Dari Usamah bin Zeid dia berkata: Aku pernah mendengar Nabi s.aw bersabda: “Pada hari kaiamat nanti akan dihadapkan seorang laki-lak, i lalu dia dilemparkan kepadalam kancah api neraka, maka terburailah usu besarnya lalu dia berputar-putar kesakitan tak obahnya seperti seekor himar ditempat penggilingan manisan. Maka penduduk nerakapun berkumpul menyaksikan kejadian yang sangat mengerikan itu lalu mereka bertanya: Wahi pulan apakah yang terjadi pada dirimu! Bukanlah engkau ketika didunia dulu yang mengajak orang untuk berbuat baik mencegah orang berbuat mungkar? Dia menjawab: “betul aku dulu mengajak orang berbuat baik akan tetapi aku sendiri tidak melakukannya, dan aku melarang berbuat mungkar akan tetapi aku sendiri yang melakukannya”. ( H.R.Muslim).

Tugas sebagai seorang da’I amat mulya disi Allah, ketika seorang da’i dapat menyadarkan seorang penjahat menjadi orang baik, itu lebih baik dari duani dan segala sisinya. Akan tetapi apabila sikapnya bertentangan kata dan peruatan maka nasibnya nanti akan lebih buruk dan lebih sengsara dibandingkan dengan seorang penjahat. 

Inilah sebahagian dari akhlak da’i yang harus kita miliki dan mejadi shibghah da’i dalam menjalankan tugas mulya untuk menjadi “sulauh bendang dalam nagari, tampek batanyo kalau akan pergi tampek babarito dikala pulang”. 
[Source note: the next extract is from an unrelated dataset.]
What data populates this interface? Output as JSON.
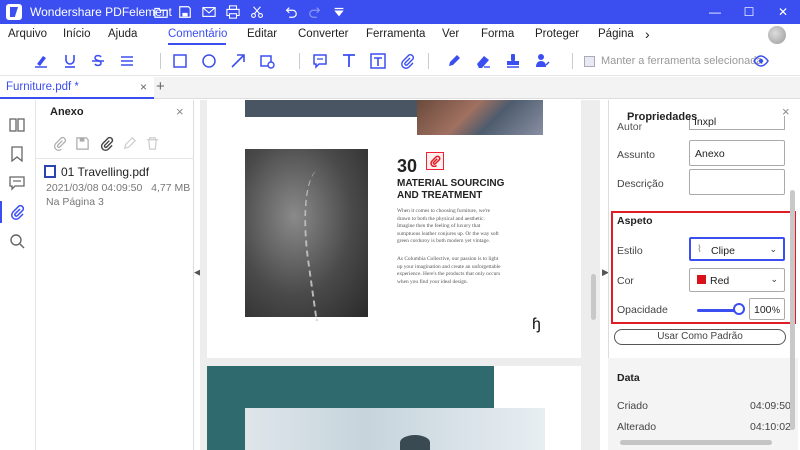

Semoga tugas mulya yang dibebankan Allah kepada kita akan mencapai hasil yang sangat maksimal, untuk menyelamatkan ummat kita dari kejatuhan dan kemerosotan akhlak yang melanda dunia pada hari ini. 

Shauqi Beik mengatakan: 

أنما الأخلاق مابقيت فان ذهبت أخلاقهم ذهبوا

Sesungguhnya satu bangsa ditandai dengan akhlaknya, apabila kahlak itu hilang, hilang pulalah bangsa itu”.